To take full advantage of the potential of a configurable ISA delivering high performance with a relatively small gate count, the designer must have an easy, predictable method for extending the functionality of the processor.

One of most powerful features of a configurable processor is that it allows extension of the processor capabilities by the system designer. It is impossible for the processor architect to foresee all possible applications of the core and include suitable instructions for each of these applications. The processor architect's job is, in fact, to decide which applications are common enough to warrant some level of support via dedicated instructions.

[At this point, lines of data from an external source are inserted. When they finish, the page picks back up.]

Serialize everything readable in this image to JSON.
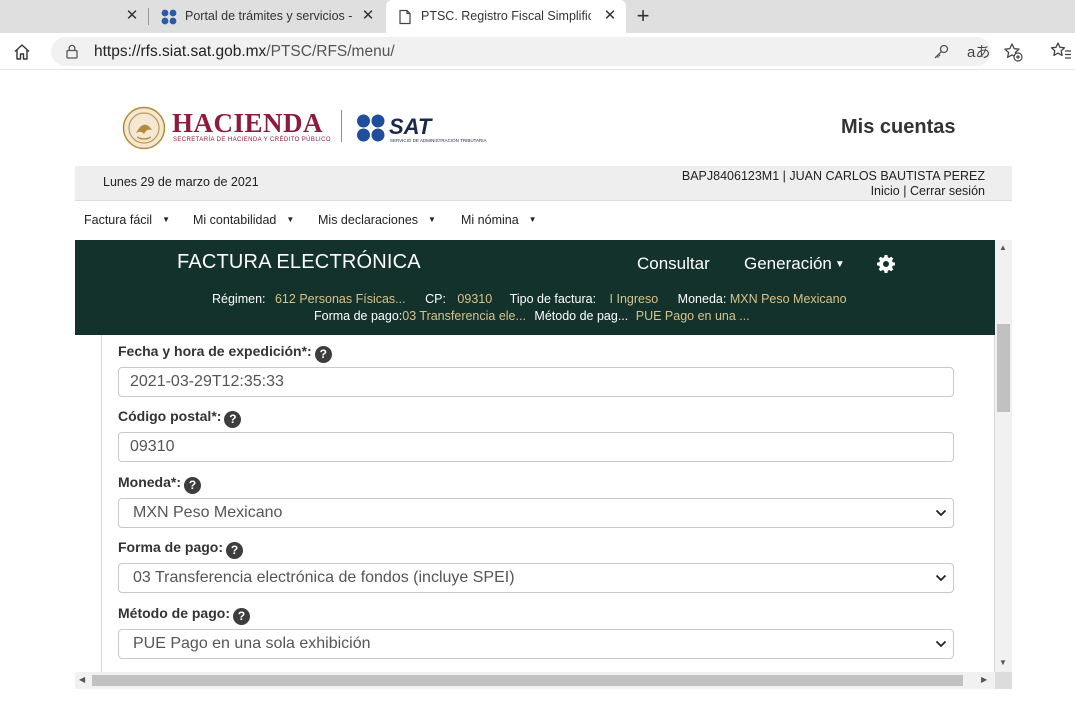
{
  "browser": {
    "tabs": [
      {
        "title": "",
        "active": false
      },
      {
        "title": "Portal de trámites y servicios - SAT",
        "active": false
      },
      {
        "title": "PTSC. Registro Fiscal Simplificado",
        "active": true
      }
    ],
    "url_domain": "https://rfs.siat.sat.gob.mx",
    "url_path": "/PTSC/RFS/menu/",
    "translate_glyph": "aあ"
  },
  "header": {
    "hacienda": "HACIENDA",
    "hacienda_sub": "SECRETARÍA DE HACIENDA Y CRÉDITO PÚBLICO",
    "sat": "SAT",
    "sat_sub": "SERVICIO DE ADMINISTRACIÓN TRIBUTARIA",
    "mis_cuentas": "Mis cuentas"
  },
  "userbar": {
    "date": "Lunes 29 de marzo de 2021",
    "rfc_name": "BAPJ8406123M1 | JUAN CARLOS BAUTISTA PEREZ",
    "inicio": "Inicio",
    "sep": "|",
    "cerrar": "Cerrar sesión"
  },
  "menu": {
    "items": [
      "Factura fácil",
      "Mi contabilidad",
      "Mis declaraciones",
      "Mi nómina"
    ]
  },
  "factura": {
    "title": "FACTURA ELECTRÓNICA",
    "nav_consultar": "Consultar",
    "nav_generacion": "Generación",
    "regimen_label": "Régimen:",
    "regimen_value": "612 Personas Físicas...",
    "cp_label": "CP:",
    "cp_value": "09310",
    "tipo_label": "Tipo de factura:",
    "tipo_value": "I Ingreso",
    "moneda_label": "Moneda:",
    "moneda_value": "MXN Peso Mexicano",
    "forma_label": "Forma de pago:",
    "forma_value": "03 Transferencia ele...",
    "metodo_label": "Método de pag...",
    "metodo_value": "PUE Pago en una ..."
  },
  "form": {
    "fecha_label": "Fecha y hora de expedición*:",
    "fecha_value": "2021-03-29T12:35:33",
    "cp_label": "Código postal*:",
    "cp_value": "09310",
    "moneda_label": "Moneda*:",
    "moneda_value": "MXN Peso Mexicano",
    "forma_label": "Forma de pago:",
    "forma_value": "03 Transferencia electrónica de fondos (incluye SPEI)",
    "metodo_label": "Método de pago:",
    "metodo_value": "PUE Pago en una sola exhibición",
    "help_glyph": "?"
  }
}
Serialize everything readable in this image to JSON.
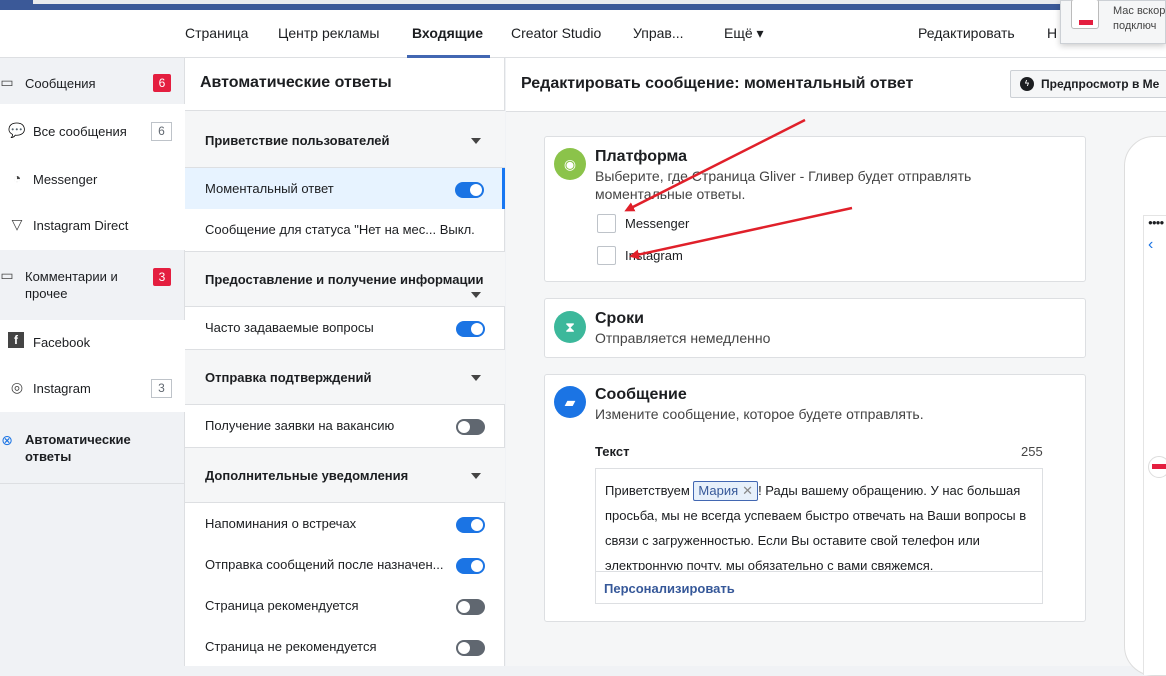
{
  "nav": {
    "items": [
      "Страница",
      "Центр рекламы",
      "Входящие",
      "Creator Studio",
      "Управ...",
      "Ещё ▾"
    ],
    "right": [
      "Редактировать",
      "Н"
    ],
    "notification": [
      "Мас вскор",
      "подключ"
    ]
  },
  "sidebar": {
    "items": [
      {
        "label": "Сообщения",
        "badge": "6"
      },
      {
        "label": "Все сообщения",
        "badge": "6"
      },
      {
        "label": "Messenger"
      },
      {
        "label": "Instagram Direct"
      },
      {
        "label": "Комментарии и прочее",
        "badge": "3"
      },
      {
        "label": "Facebook"
      },
      {
        "label": "Instagram",
        "badge": "3"
      },
      {
        "label": "Автоматические ответы"
      }
    ]
  },
  "panel": {
    "title": "Автоматические ответы",
    "sections": [
      "Приветствие пользователей",
      "Предоставление и получение информации",
      "Отправка подтверждений",
      "Дополнительные уведомления"
    ],
    "rows": [
      {
        "label": "Моментальный ответ",
        "on": true
      },
      {
        "label": "Сообщение для статуса \"Нет на мес... Выкл."
      },
      {
        "label": "Часто задаваемые вопросы",
        "on": true
      },
      {
        "label": "Получение заявки на вакансию",
        "on": false
      },
      {
        "label": "Напоминания о встречах",
        "on": true
      },
      {
        "label": "Отправка сообщений после назначен...",
        "on": true
      },
      {
        "label": "Страница рекомендуется",
        "on": false
      },
      {
        "label": "Страница не рекомендуется",
        "on": false
      }
    ]
  },
  "main": {
    "title": "Редактировать сообщение: моментальный ответ",
    "preview_label": "Предпросмотр в Me",
    "platform": {
      "title": "Платформа",
      "subtitle": "Выберите, где Страница Gliver - Гливер будет отправлять моментальные ответы.",
      "options": [
        "Messenger",
        "Instagram"
      ]
    },
    "timing": {
      "title": "Сроки",
      "subtitle": "Отправляется немедленно"
    },
    "message": {
      "title": "Сообщение",
      "subtitle": "Измените сообщение, которое будете отправлять.",
      "text_label": "Текст",
      "char_count": "255",
      "text_before": "Приветствуем ",
      "chip": "Мария",
      "text_after": "! Рады вашему обращению. У нас большая просьба, мы не всегда успеваем быстро отвечать на Ваши вопросы в связи с загруженностью. Если Вы оставите свой телефон или электронную почту, мы обязательно с вами свяжемся.",
      "personalize": "Персонализировать"
    }
  },
  "colors": {
    "accent": "#1b74e4",
    "badge": "#e41e3f",
    "arrow": "#e0202a"
  }
}
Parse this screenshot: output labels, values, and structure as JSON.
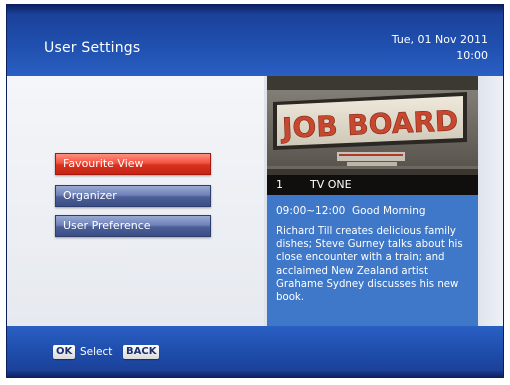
{
  "header": {
    "title": "User Settings",
    "date": "Tue, 01 Nov 2011",
    "time": "10:00"
  },
  "menu": {
    "items": [
      {
        "label": "Favourite View",
        "selected": true
      },
      {
        "label": "Organizer",
        "selected": false
      },
      {
        "label": "User Preference",
        "selected": false
      }
    ]
  },
  "preview": {
    "sign_text": "JOB BOARD",
    "channel_number": "1",
    "channel_name": "TV ONE"
  },
  "program": {
    "time_slot": "09:00~12:00",
    "title": "Good Morning",
    "description": "Richard Till creates delicious family dishes; Steve Gurney talks about his close encounter with a train; and acclaimed New Zealand artist Grahame Sydney discusses his new book."
  },
  "footer": {
    "ok_key": "OK",
    "ok_label": "Select",
    "back_key": "BACK"
  },
  "colors": {
    "header_blue": "#1f4fae",
    "selected_red": "#d8321f",
    "menu_blue": "#4c5f98",
    "info_blue": "#3f78c8"
  }
}
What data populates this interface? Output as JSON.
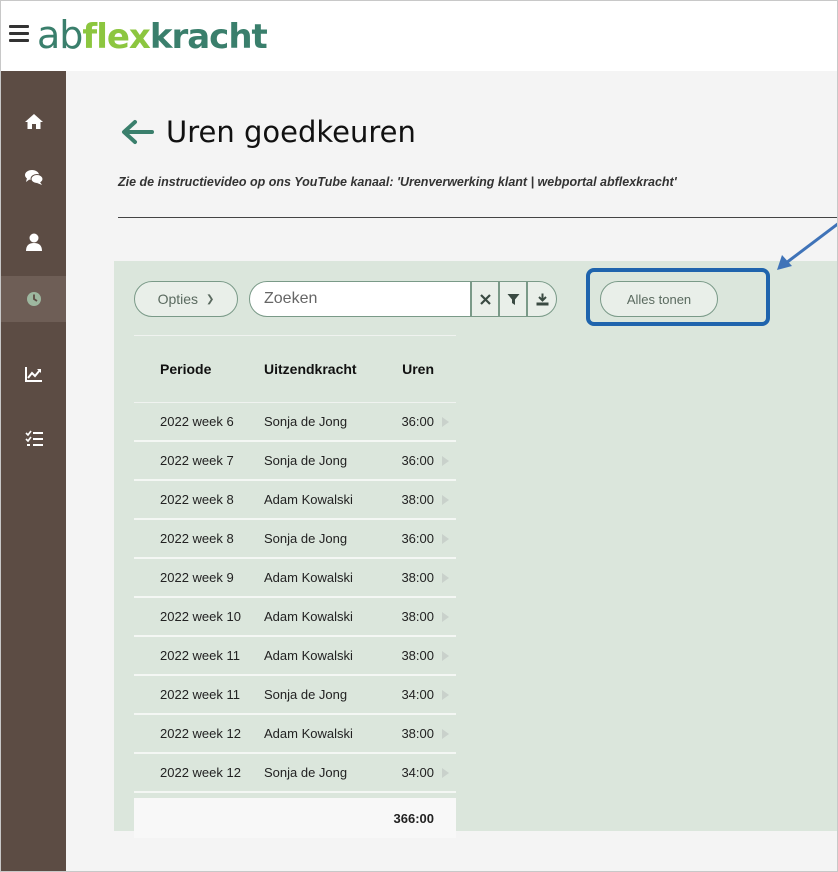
{
  "header": {
    "logo": {
      "part1": "ab",
      "part2": "flex",
      "part3": "kracht"
    }
  },
  "sidebar": {
    "items": [
      {
        "icon": "home-icon"
      },
      {
        "icon": "chat-icon"
      },
      {
        "icon": "user-icon"
      },
      {
        "icon": "clock-icon",
        "active": true
      },
      {
        "icon": "chart-icon"
      },
      {
        "icon": "list-icon"
      }
    ]
  },
  "page": {
    "title": "Uren goedkeuren",
    "instruction": "Zie de instructievideo op ons YouTube kanaal: 'Urenverwerking klant | webportal abflexkracht'"
  },
  "toolbar": {
    "options_label": "Opties",
    "search_placeholder": "Zoeken",
    "show_all_label": "Alles tonen"
  },
  "table": {
    "headers": [
      "Periode",
      "Uitzendkracht",
      "Uren"
    ],
    "rows": [
      {
        "periode": "2022 week 6",
        "uitzendkracht": "Sonja de Jong",
        "uren": "36:00"
      },
      {
        "periode": "2022 week 7",
        "uitzendkracht": "Sonja de Jong",
        "uren": "36:00"
      },
      {
        "periode": "2022 week 8",
        "uitzendkracht": "Adam Kowalski",
        "uren": "38:00"
      },
      {
        "periode": "2022 week 8",
        "uitzendkracht": "Sonja de Jong",
        "uren": "36:00"
      },
      {
        "periode": "2022 week 9",
        "uitzendkracht": "Adam Kowalski",
        "uren": "38:00"
      },
      {
        "periode": "2022 week 10",
        "uitzendkracht": "Adam Kowalski",
        "uren": "38:00"
      },
      {
        "periode": "2022 week 11",
        "uitzendkracht": "Adam Kowalski",
        "uren": "38:00"
      },
      {
        "periode": "2022 week 11",
        "uitzendkracht": "Sonja de Jong",
        "uren": "34:00"
      },
      {
        "periode": "2022 week 12",
        "uitzendkracht": "Adam Kowalski",
        "uren": "38:00"
      },
      {
        "periode": "2022 week 12",
        "uitzendkracht": "Sonja de Jong",
        "uren": "34:00"
      }
    ],
    "total": "366:00"
  },
  "colors": {
    "sidebar_bg": "#5c4c44",
    "sidebar_active": "#6e5e56",
    "panel_bg": "#dbe6dc",
    "brand_green": "#3a7f6c",
    "brand_lime": "#8cc63f",
    "annotation_blue": "#1f64ad"
  }
}
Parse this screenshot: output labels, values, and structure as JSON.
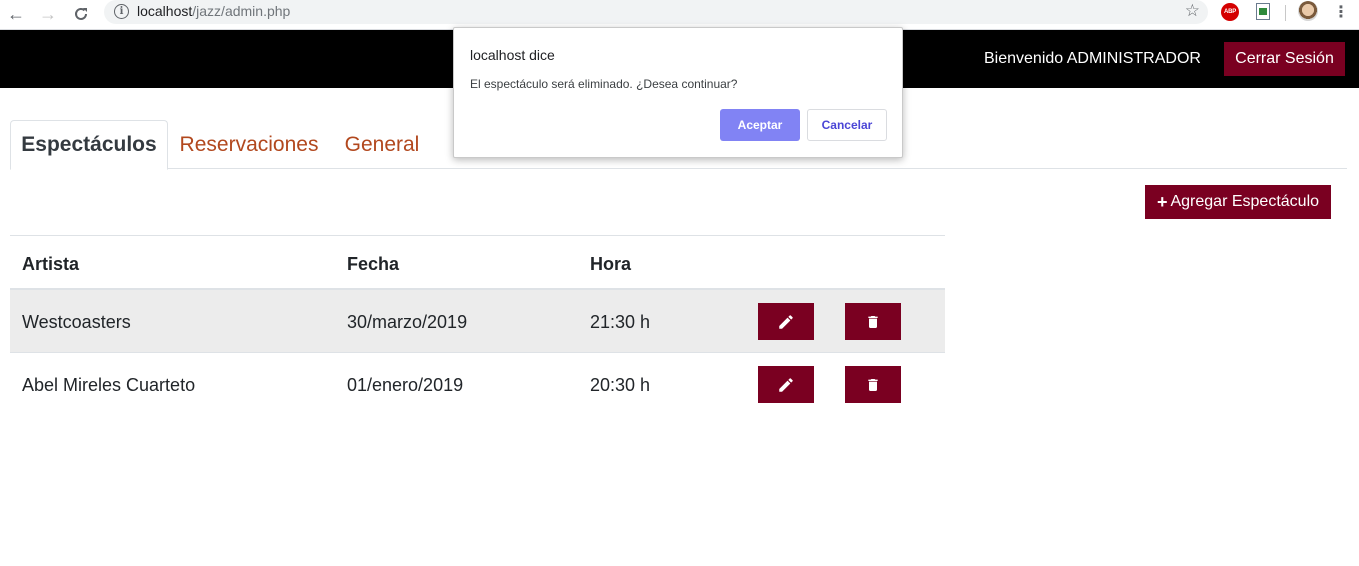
{
  "browser": {
    "url_host": "localhost",
    "url_path": "/jazz/admin.php",
    "extension_abp": "ABP"
  },
  "header": {
    "welcome": "Bienvenido ADMINISTRADOR",
    "logout_label": "Cerrar Sesión"
  },
  "tabs": [
    {
      "label": "Espectáculos",
      "active": true
    },
    {
      "label": "Reservaciones",
      "active": false
    },
    {
      "label": "General",
      "active": false
    }
  ],
  "actions": {
    "add_label": "Agregar Espectáculo"
  },
  "table": {
    "columns": [
      "Artista",
      "Fecha",
      "Hora"
    ],
    "rows": [
      {
        "artista": "Westcoasters",
        "fecha": "30/marzo/2019",
        "hora": "21:30 h"
      },
      {
        "artista": "Abel Mireles Cuarteto",
        "fecha": "01/enero/2019",
        "hora": "20:30 h"
      }
    ]
  },
  "dialog": {
    "title": "localhost dice",
    "message": "El espectáculo será eliminado. ¿Desea continuar?",
    "ok_label": "Aceptar",
    "cancel_label": "Cancelar"
  },
  "colors": {
    "brand": "#7a0021",
    "header_bg": "#000000",
    "tab_link": "#b2481e",
    "dialog_primary": "#8183f4"
  },
  "icons": {
    "edit": "pencil-icon",
    "delete": "trash-icon"
  }
}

For example, in recent years processor architectures have added single-instruction, multiple-data instructions to better support multimedia applications. Many other applications can benefit from dedicated hardware. Some applications require, say, bit manipulations that are awkward with traditional architectures. Other applications require specialized shift or rotate operations. A third class of applications may require a different form of arithmetic. The number of opportunities to add specialized instructions is almost limitless.

With the Xtensa configurable processor, the architect must support only the basic types of operations common to all applications. The system designer can then add specialized instructions that boost application performance.

Extension of the processor is done via the Tensilica instruction extension language (TIE). It specifies the opcode, the encoding and the semantics of the instruction. Essentially, the TIE language allows the designer to specify the encoding of new instructions. It also allows the designer to declare new state registers. The state registers can hold intermediate values or control information. The user can optionally declare the state registers to be part of a user-defined register file.

This does two things. It allows the TIE compiler to automatically generate a library that can be used by a binary distribution of a real-time operating system to save and restore processor state. And, it allows the user state to be accessible via predefined instructions as if they were part of a conventional register file. Instructions can be grouped into classes that have similar operands. The behavior or semantics of the instruction are described using a subset of the Verilog HDL. To produce a result the semantic block must simply assign a value to the output-as specified by the instruction's class.

Basically, TIE is easy to write because the description is independent of the pipeline. The semantics of the instruction can be described as if the instruction consisted only of combinational logic. The TIE description can be used with multiple Xtensa implementations since it is pipeline independent. TIE is a very powerful language, a few lines of this code can add significant functionality to the base processor.